Israel last week approved a fourth dose of the vaccine developed by Pfizer and BioNTech, a second booster, for people who are immune-compromised and the elderly living in care homes.
“We now have a new layer of defense,” Bennett said in a televised news conference, adding that Israel’s top government medical official, whose approval is needed to expand the booster campaign, had signed off on the latest move.
Earlier, the Health Ministry’s Director-General Nachman Ash said Israel could reach herd immunity as Omicron infections mounted and Merck & Co.’s molnupiravir anti-viral pill was approved for use in COVID-19 patients over 18.
Herd immunity is the point at which a population is protected from a virus, either through vaccination or by people having developed antibodies by contracting the disease.
The highly transmissible Omicron variant has caused a wave of coronavirus cases, with worldwide infections hitting a record high.
Deaths, however, have not risen to the same degree, raising hopes that the new variant is less lethal, a view Bennett also echoed in describing the second booster as largely a bid to prevent serious illness among the elderly.
Bennett said that up to 50,000 people might soon be infected each day, while eligibility for testing could be tightened to help relieve long lines at testing stations.
“The (infection) numbers will have to be very high in order to reach herd immunity,” Ash told 103 FM Radio earlier. “This is possible but we don’t want to reach it by means of infections, we want it to happen as a result of many people vaccinating.”

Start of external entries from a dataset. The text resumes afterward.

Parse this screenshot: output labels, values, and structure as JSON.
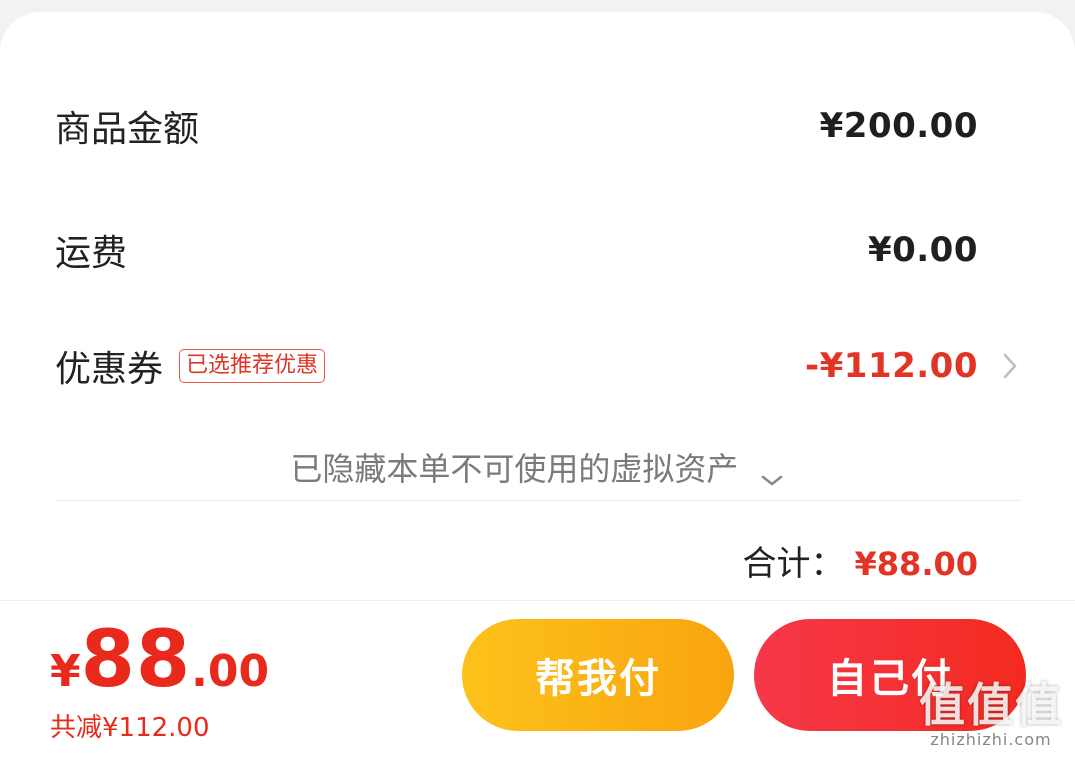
{
  "summary": {
    "goods": {
      "label": "商品金额",
      "amount": "¥200.00"
    },
    "shipping": {
      "label": "运费",
      "amount": "¥0.00"
    },
    "coupon": {
      "label": "优惠券",
      "tag": "已选推荐优惠",
      "amount": "-¥112.00"
    },
    "hidden_assets": "已隐藏本单不可使用的虚拟资产",
    "total": {
      "label": "合计：",
      "amount": "¥88.00"
    }
  },
  "footer": {
    "price_symbol": "¥",
    "price_integer": "88",
    "price_decimal": ".00",
    "saved": "共减¥112.00",
    "help_pay_label": "帮我付",
    "self_pay_label": "自己付"
  },
  "watermark": {
    "big": "值值值",
    "small": "zhizhizhi.com"
  },
  "colors": {
    "accent_red": "#e23325",
    "help_btn": "#fcc21a",
    "self_btn": "#f5384a"
  }
}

The head of the health ministry’s coronavirus task force, Salman Zarka, said herd immunity was far from guaranteed, because experience over the past two years showed that some COVID-19 patients who recovered were later reinfected.
Israel’s health ministry says around 60 percent of its 9.4 million population are fully vaccinated, almost all with the Pfizer-BioNTech vaccine, which means they have either received three doses or have recently had their second.
But hundreds of thousands of those eligible for a third inoculation have so far not taken it.